1. An antigenic peptide, wherein said antigenic peptide is derived from an envelope protein of a zika virus, and

the amino acid sequence of the antigen peptide is shown as SEQ ID NO.3, and the antigen peptide is recombinant protein expressed by yeast cells.

2. A host cell expressing the antigenic peptide of claim 1, wherein the host cell is a yeast.

3. A pharmaceutical composition comprising the antigenic peptide of claim 1 or the host cell of claim 2, and a pharmaceutically acceptable carrier and/or adjuvant.

4. A pharmaceutical composition according to claim 3, wherein the composition is a vaccine.

5. A vaccine composition comprising the antigenic peptide of claim 1 or the host cell of claim 2, together with an immunologically acceptable carrier and/or adjuvant.

6. The vaccine composition of claim 5, further comprising an adjuvant.

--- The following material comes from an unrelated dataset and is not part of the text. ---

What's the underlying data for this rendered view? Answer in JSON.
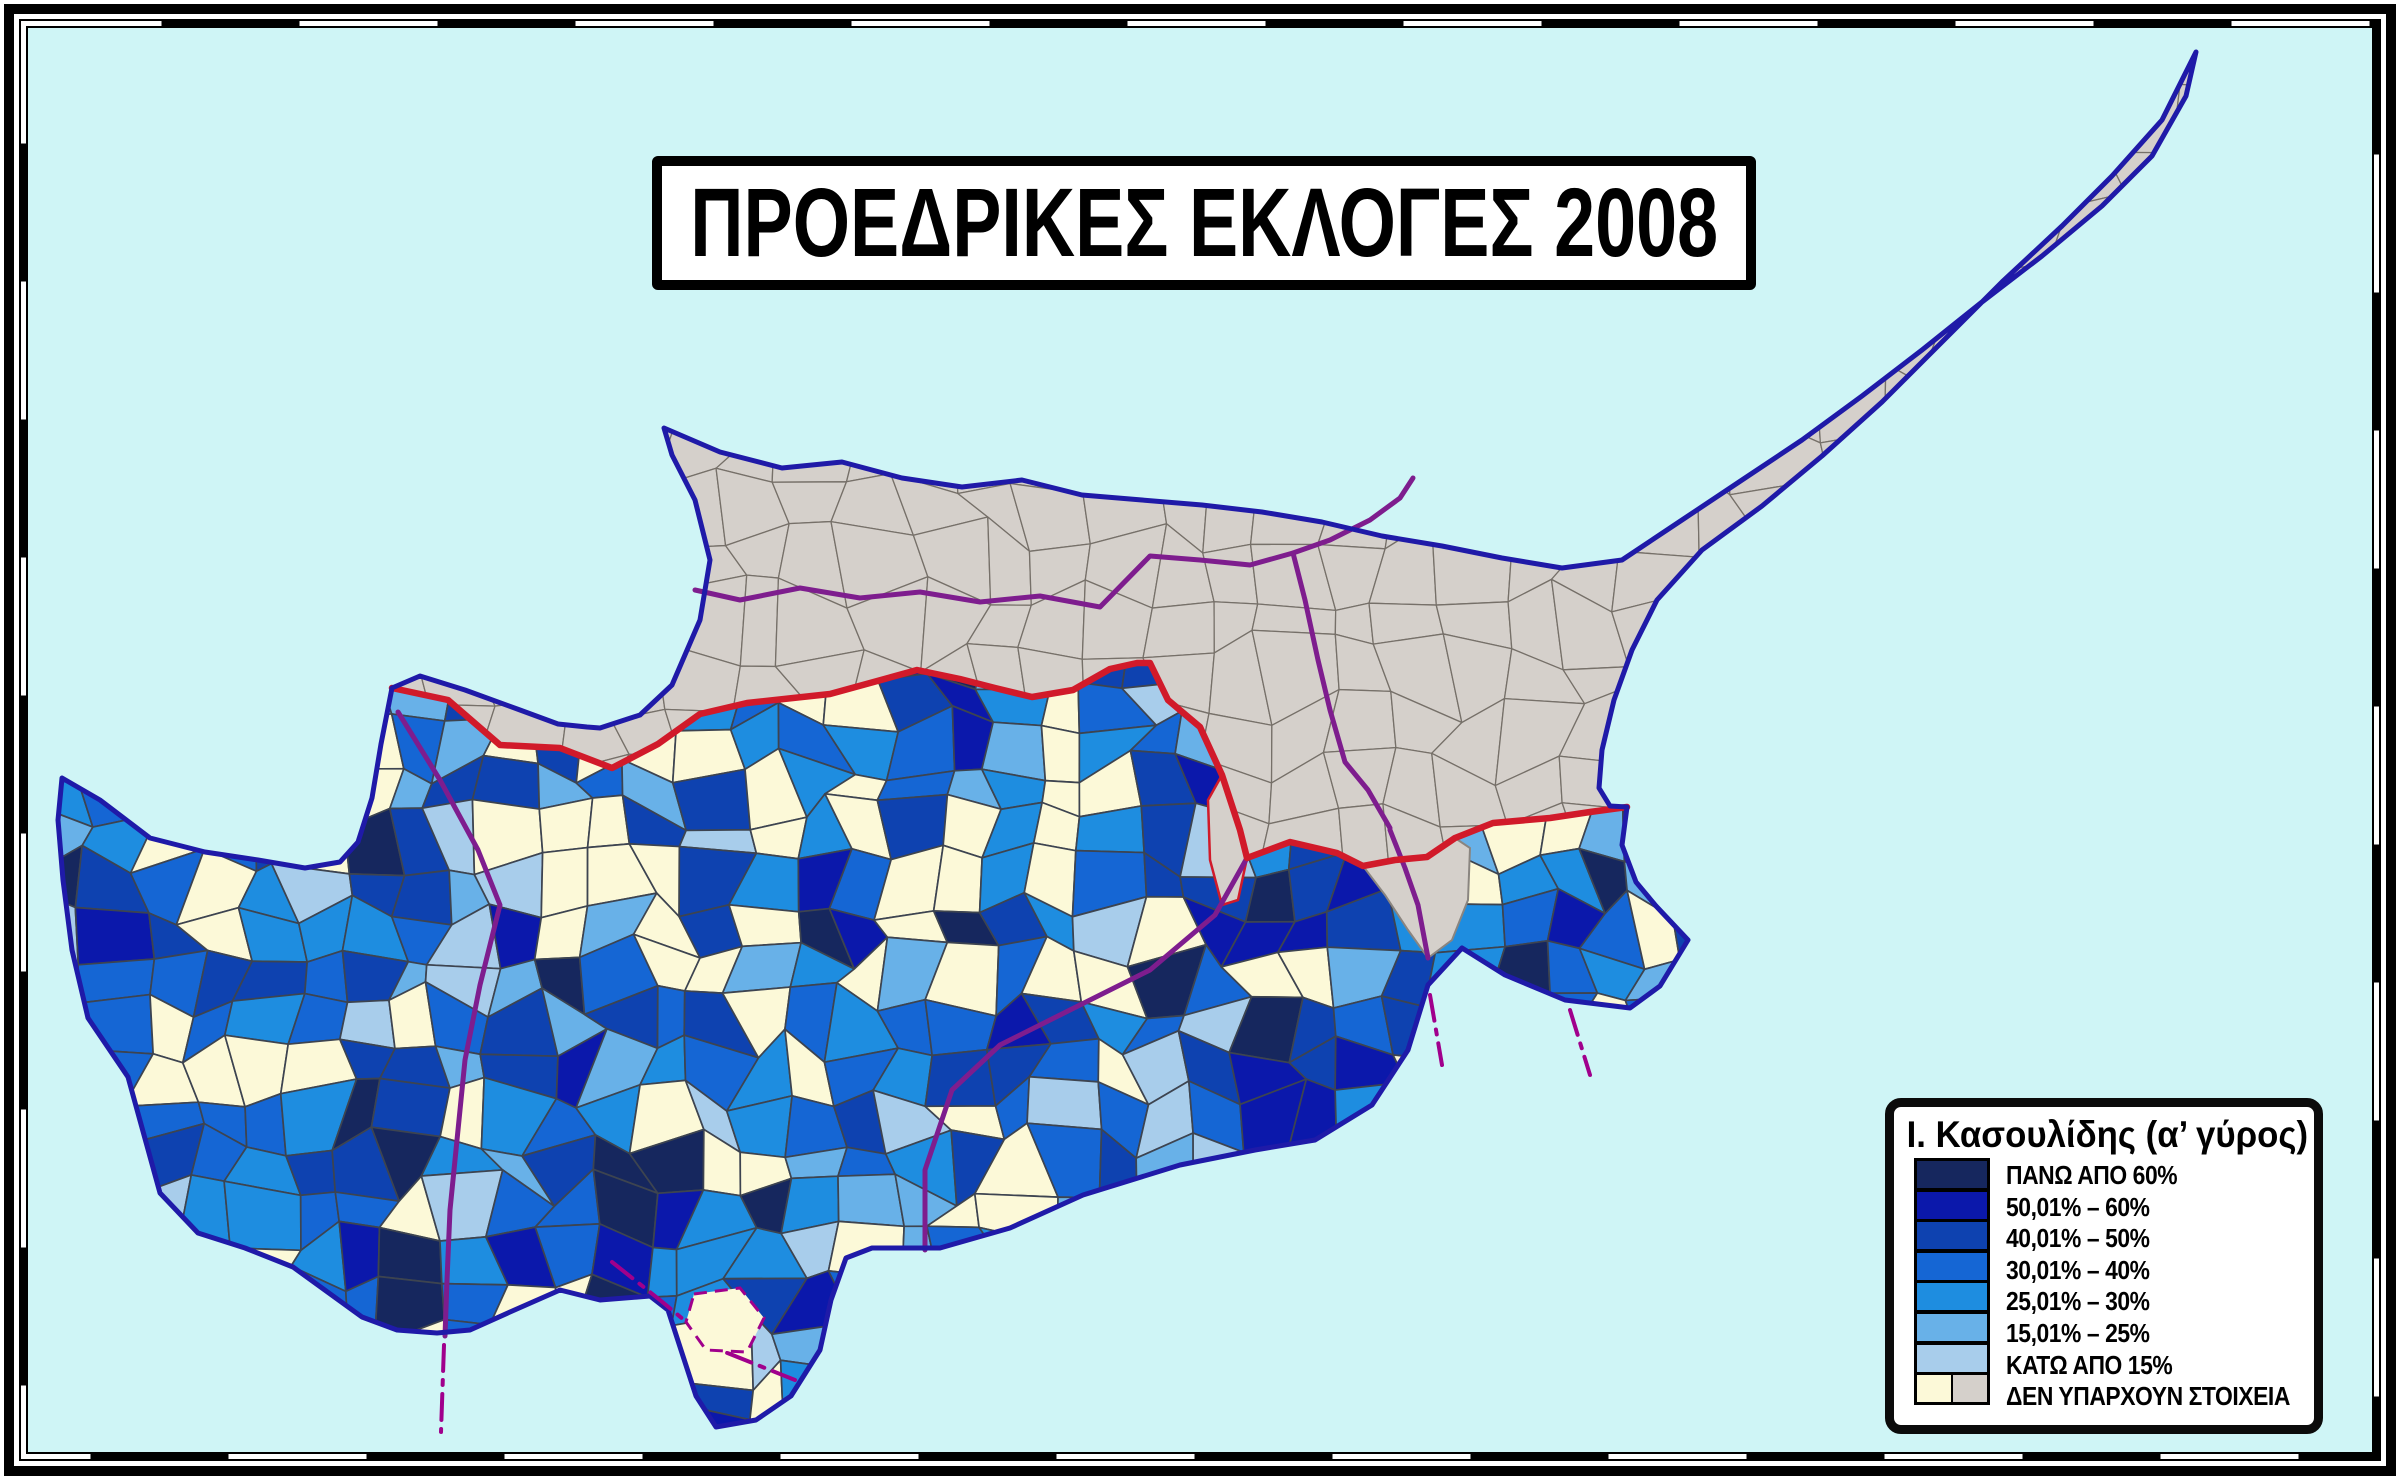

7. Use of the antigenic peptide of claim 1, (a) for the preparation of antibodies against zika virus; and/or (b) for preparing a medicament for treating and/or preventing diseases related to Zika virus.

8. The use of claim 7, wherein said disease associated with the zika virus comprises: zika virus infection, green's barker syndrome, and microcephaly.

9. A method of preparing the antigenic peptide of claim 1, comprising the steps of:

(i) Culturing the host cell of claim 2 under suitable conditions to express the antigenic peptide of claim 1;

(ii) Purifying the antigenic peptide.